Traditional Medicare beneficiaries generally don’t need prior authorization before receiving medical treatment.
In January, however, a new pilot program launched by the Centers for Medicare and Medicaid Services (CMS) began bringing prior authorization, including the use of artificial intelligence to review requests for care, to parts of traditional Medicare.
And it’s not going smoothly.
The program, known as the Wasteful and Inappropriate Service Reduction (WISeR) model, requires additional approvals for a range of procedures, including epidural steroid injections, treatments for spinal stenosis and knee osteoarthritis, and nerve stimulation for conditions such as tremors and Parkinson’s disease.
The six-year pilot applies AI-assisted prior authorization reviews to certain services in New Jersey, Ohio, Oklahoma, Texas, Arizona, and Washington, affecting roughly 6.4 million traditional Medicare beneficiaries. CMS contracts with private companies to use “enhanced technologies, including artificial intelligence,” to conduct reviews.
The aim of WISeR is to slash “crushing fraud, waste, and abuse … and root out waste in Original Medicare,” CMS administrator Mehmet Oz said in a statement.
Critics contend it could create the same delays and denials that have frustrated Medicare Advantage enrollees for years.
This preauthorization process and requirements can lead to administrative hassles for providers, delays for patients, and, in some instances, denials of medically necessary services, according to a KFF report.
And that is what’s happening. In the state of Washington, patients are waiting up to three weeks instead of days for authorization decisions and significantly longer for procedures, according to a report from Sen. Maria Cantwell (D-Wash.).
“For Washington’s seniors, WISeR is overriding doctors to delay care and deny treatment,” Cantwell said in a statement.
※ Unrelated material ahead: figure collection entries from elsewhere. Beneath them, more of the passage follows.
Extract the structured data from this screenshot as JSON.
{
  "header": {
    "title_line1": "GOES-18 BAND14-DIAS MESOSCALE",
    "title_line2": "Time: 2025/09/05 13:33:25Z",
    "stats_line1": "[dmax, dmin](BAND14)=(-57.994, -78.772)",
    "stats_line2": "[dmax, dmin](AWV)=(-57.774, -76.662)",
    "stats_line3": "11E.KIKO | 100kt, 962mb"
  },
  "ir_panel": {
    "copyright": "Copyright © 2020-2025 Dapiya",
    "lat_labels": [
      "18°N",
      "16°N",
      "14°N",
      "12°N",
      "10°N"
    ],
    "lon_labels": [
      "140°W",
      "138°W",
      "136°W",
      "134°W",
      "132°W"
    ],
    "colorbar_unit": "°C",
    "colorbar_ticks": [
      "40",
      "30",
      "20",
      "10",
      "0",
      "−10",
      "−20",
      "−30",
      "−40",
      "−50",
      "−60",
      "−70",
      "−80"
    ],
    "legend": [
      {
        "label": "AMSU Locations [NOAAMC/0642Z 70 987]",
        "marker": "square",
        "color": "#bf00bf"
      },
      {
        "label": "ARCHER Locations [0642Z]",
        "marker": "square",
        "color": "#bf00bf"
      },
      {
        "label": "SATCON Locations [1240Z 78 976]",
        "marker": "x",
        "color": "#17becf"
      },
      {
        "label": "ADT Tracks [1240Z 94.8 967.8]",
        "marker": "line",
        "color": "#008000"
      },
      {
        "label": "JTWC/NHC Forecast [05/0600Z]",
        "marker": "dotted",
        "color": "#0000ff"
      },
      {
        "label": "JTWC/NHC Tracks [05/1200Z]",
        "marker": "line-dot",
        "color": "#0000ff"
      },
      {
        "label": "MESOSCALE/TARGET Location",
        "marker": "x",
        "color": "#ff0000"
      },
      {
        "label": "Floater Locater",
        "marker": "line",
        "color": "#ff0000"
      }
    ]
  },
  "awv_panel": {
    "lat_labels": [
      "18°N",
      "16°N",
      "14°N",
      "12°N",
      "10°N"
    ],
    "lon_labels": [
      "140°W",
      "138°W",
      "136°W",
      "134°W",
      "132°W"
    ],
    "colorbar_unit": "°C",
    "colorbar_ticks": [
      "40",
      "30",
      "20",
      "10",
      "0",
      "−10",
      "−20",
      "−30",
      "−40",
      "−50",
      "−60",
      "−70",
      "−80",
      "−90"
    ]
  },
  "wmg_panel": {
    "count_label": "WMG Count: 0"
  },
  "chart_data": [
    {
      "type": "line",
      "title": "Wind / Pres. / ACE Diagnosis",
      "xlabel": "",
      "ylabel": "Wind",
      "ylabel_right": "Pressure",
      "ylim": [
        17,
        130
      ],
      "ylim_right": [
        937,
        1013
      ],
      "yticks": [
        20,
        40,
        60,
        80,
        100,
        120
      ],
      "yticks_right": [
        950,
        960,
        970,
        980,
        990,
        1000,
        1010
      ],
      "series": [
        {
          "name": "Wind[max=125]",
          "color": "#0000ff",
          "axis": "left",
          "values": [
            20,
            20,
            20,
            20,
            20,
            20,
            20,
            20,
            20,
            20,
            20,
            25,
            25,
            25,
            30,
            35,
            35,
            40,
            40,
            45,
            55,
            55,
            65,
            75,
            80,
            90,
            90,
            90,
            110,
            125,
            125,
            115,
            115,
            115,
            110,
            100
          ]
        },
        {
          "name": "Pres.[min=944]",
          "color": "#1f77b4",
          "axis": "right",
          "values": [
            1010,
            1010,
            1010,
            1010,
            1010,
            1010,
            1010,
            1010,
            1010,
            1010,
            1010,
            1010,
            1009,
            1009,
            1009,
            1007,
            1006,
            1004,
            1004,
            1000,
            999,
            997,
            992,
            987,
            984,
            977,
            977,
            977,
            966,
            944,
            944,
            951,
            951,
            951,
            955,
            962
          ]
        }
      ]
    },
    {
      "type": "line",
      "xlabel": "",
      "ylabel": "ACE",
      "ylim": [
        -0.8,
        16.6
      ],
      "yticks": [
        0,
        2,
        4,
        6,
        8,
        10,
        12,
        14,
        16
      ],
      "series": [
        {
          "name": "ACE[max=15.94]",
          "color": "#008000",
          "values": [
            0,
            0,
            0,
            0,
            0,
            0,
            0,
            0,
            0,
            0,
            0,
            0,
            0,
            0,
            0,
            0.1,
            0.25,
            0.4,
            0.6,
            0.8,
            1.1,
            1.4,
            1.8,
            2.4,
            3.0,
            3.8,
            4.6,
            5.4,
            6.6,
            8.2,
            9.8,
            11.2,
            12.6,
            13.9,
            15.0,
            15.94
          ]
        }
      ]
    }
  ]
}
During a Senate Finance Committee hearing in April, Health and Human Services Secretary Robert F. Kennedy Jr. acknowledged that there were “probably kinks in the system” and said they would be straightened out.
“Procedures that were typically completed within two weeks prior to WISeR now take four to eight weeks,” Cantwell wrote in a letter to Kennedy. “That frequently forces patients to reschedule care multiple times, prolonging pain and allowing underlying conditions to worsen.”
The ‘worst’ of Medicare Advantage
“The pilot is not going smoothly anywhere,” David Lipschutz, co-director of the Center for Medicare Advocacy, told Yahoo Finance. “From what we’ve heard, it’s frustrating both beneficiaries and providers in every state. This model appears to be importing some of the worst elements of Medicare Advantage.”